Microsoft has chosen to take the semi-exclusive route when it comes to tablet software. While Google’s Android operating system is a free-for-all platform for OEMs, and Apple’s iOS is completely closed off to manufacturers, Microsoft has plans to fall somewhere in between open and closed. Specifically, the tech giant will limit the number of initial hardware makers that can employ the Windows OS on tablets to five, pairing each OEM with a chip maker selected by Microsoft, according to unnamed WSJ sources familiar with the matter.

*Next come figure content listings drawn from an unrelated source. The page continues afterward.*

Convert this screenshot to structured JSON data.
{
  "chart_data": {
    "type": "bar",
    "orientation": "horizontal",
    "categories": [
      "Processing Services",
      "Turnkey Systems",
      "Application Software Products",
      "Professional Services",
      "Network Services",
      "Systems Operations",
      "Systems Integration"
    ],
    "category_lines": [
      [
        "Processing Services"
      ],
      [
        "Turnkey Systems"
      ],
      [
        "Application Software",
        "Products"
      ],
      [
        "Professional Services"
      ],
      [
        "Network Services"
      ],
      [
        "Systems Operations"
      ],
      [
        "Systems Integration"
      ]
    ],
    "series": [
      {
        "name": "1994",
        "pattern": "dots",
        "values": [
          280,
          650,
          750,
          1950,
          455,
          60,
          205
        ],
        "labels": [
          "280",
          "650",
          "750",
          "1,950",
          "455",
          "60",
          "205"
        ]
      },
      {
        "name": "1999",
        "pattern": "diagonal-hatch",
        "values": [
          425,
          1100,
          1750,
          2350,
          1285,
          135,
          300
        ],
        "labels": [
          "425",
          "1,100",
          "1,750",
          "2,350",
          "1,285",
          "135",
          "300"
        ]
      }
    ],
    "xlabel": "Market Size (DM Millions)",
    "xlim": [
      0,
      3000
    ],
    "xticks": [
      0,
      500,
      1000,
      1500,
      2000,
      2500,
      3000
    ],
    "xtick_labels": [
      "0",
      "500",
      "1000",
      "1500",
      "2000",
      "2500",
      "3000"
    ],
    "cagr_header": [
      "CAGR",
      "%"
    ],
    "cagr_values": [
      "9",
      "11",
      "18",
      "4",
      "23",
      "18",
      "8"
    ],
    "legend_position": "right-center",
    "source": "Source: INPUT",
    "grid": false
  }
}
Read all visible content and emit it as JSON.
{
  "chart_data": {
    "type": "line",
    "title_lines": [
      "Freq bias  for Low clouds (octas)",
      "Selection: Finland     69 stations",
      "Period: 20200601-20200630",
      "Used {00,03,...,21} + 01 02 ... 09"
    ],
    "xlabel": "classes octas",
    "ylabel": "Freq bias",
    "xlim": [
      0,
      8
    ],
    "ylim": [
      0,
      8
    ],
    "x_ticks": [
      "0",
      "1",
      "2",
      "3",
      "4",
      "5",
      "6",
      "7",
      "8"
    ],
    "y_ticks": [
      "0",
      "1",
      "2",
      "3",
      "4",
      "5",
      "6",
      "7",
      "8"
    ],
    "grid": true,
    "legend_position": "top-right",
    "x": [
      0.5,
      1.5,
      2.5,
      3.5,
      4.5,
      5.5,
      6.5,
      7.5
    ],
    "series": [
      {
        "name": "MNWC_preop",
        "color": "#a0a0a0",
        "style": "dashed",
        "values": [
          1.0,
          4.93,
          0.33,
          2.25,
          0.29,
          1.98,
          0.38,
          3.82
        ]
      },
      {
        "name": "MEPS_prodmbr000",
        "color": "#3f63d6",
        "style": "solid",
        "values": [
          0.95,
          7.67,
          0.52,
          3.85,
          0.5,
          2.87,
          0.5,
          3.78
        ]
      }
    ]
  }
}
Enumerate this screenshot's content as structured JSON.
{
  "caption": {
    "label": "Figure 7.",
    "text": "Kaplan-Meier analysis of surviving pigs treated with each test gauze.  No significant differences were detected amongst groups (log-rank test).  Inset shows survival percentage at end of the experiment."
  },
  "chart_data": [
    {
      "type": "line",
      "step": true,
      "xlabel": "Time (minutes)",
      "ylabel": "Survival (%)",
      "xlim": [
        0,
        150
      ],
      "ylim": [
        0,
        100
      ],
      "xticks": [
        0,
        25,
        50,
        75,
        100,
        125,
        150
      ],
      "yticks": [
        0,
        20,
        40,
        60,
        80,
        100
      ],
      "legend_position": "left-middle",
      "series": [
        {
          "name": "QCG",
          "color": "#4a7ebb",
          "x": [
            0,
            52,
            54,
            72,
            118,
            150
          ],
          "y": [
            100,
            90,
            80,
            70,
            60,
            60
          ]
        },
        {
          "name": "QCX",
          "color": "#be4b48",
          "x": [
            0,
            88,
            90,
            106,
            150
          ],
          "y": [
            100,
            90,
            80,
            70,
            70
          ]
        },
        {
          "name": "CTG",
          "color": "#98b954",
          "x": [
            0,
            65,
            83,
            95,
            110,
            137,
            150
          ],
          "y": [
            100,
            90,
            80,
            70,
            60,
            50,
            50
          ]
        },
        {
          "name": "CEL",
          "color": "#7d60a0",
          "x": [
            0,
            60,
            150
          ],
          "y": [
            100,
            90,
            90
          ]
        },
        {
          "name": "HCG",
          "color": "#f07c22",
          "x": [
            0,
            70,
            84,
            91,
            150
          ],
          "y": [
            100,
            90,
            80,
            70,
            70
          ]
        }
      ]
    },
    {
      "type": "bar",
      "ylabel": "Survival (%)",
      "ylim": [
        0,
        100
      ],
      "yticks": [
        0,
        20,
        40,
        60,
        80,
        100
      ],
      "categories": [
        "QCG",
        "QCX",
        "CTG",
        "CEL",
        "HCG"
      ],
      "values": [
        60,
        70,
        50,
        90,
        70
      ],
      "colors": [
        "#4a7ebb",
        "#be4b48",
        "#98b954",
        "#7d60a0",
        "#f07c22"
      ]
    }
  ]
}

The lucky chip makers chosen by Microsoft include Intel, Advanced Micro Devices, Nvidia, Qualcomm, and Texas Instruments. Each will have to choose one hardware developer to create clamshell and tablet devices that run Microsoft’s mobile OS, said the sources. After that, the chip makers will be able to use other manufacturers to build Windows Tablets. One person familiar with the situation said that Microsoft sees this strategy as a way to get products to market more quickly, and to ensure that the software performs well with the forthcoming tablets.
While that sounds like a pretty good plan, it also means that only a select few companies will be able to launch Windows tablets, which may not only upset other manufacturers, but could also limit the number of Windows tablets to enter the market. Plus, it’s too soon to tell which hardware makers will be paired with the chosen chip makers, though WSJ’s sources claim that most of the Taiwan-based companies have already been taken out of the mix.
One company to already voice its disapproval with Microsoft’s Windows OS restrictions is Acer. “The industry does not belong to Microsoft, and it does not belong to Intel,” said Acer president Jim Wong, at the Computex trade show on Wednesday. “It belongs to all participants. They cannot make the decision for all of us. That is the problem.”